Let S be a generating set of \(G\le \mathcal {K}_p\). Then the action of G on \(C(X^\omega , \mathbb {F}_p)\) is uniserial if and only if for every \(k=0, 1, \ldots \) there exists \(g_k\in S\) such that \(\alpha _k(g_k)\ne 0\).

Note that it also follows from Theorem 5.13 and from the fact that the entries in the principal columns are the coefficients of the polynomials in the tableau, that \(\alpha _n(g)\ne 0\) if and only if height of the polynomial \(f_n\) of the tableau \([f_0, f_1(x_1), f_2(x_1, x_2), \ldots ]\) representing g is equal to \(p^n-1\), i.e., has the maximal possible value.

Example 5.31

The cyclic group generated by an element \(g\in \mathcal {K}_p\) is transitive on the levels \(X^n\) if and only if \(\alpha _n(g)\ne 0\) for all n. It follows that if G contains a level-transitive element, then its action is uniserial. But there exist torsion groups with uniserial action on \(C(X^\omega , \mathbb {F}_p)\), as the following example shows.

Example 5.32

It is easy to check that for the generators abcd of the Grigorchuk group, we have \(\alpha (a)=(1, 0, 0, 0, \ldots )\), and

$$\begin{aligned} \alpha (b)= & {} (0, 1, 1, 0, 1, 1, 0, 1, 1, 0, \ldots ) \\ \alpha (c)= & {} (0, 1, 0, 1, 1, 0, 1, 1, 0, 1, \ldots ) \\ \alpha (d)= & {} (0, 0, 1, 1, 0, 1, 1, 0, 1, 1, \ldots ). \end{aligned}$$

(In the last three equalities, each sequence have a pre-period of length 1 and a period of length 3).

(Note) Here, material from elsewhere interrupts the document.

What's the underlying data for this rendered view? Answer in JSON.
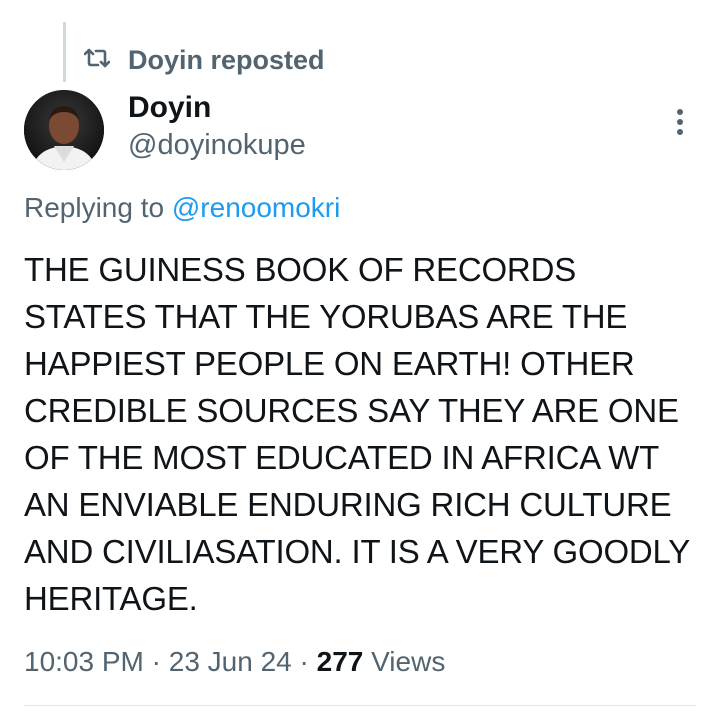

It follows that the action of the Grigorchuk group is uniserial.

Example 5.33

Gupta–Sidki group [24] is generated by two elements ab acting on \(\{0, 1, 2\}^*\), where a is the cyclic permutation \(\sigma =(012)\) on the first level of the tree (i.e., changing only the first letter of a word), and b is defined by the wreath recursion

$$\begin{aligned} b=(a, a^{-1}, b). \end{aligned}$$

Then \(\alpha (a)=(1, 0, 0, \ldots )\), and \(\alpha (b)=(0, 0, 0, \ldots )\), hence the group \(\langle a, b\rangle \) does not act uniserially on \(\{0, 1, 2\}^\omega \).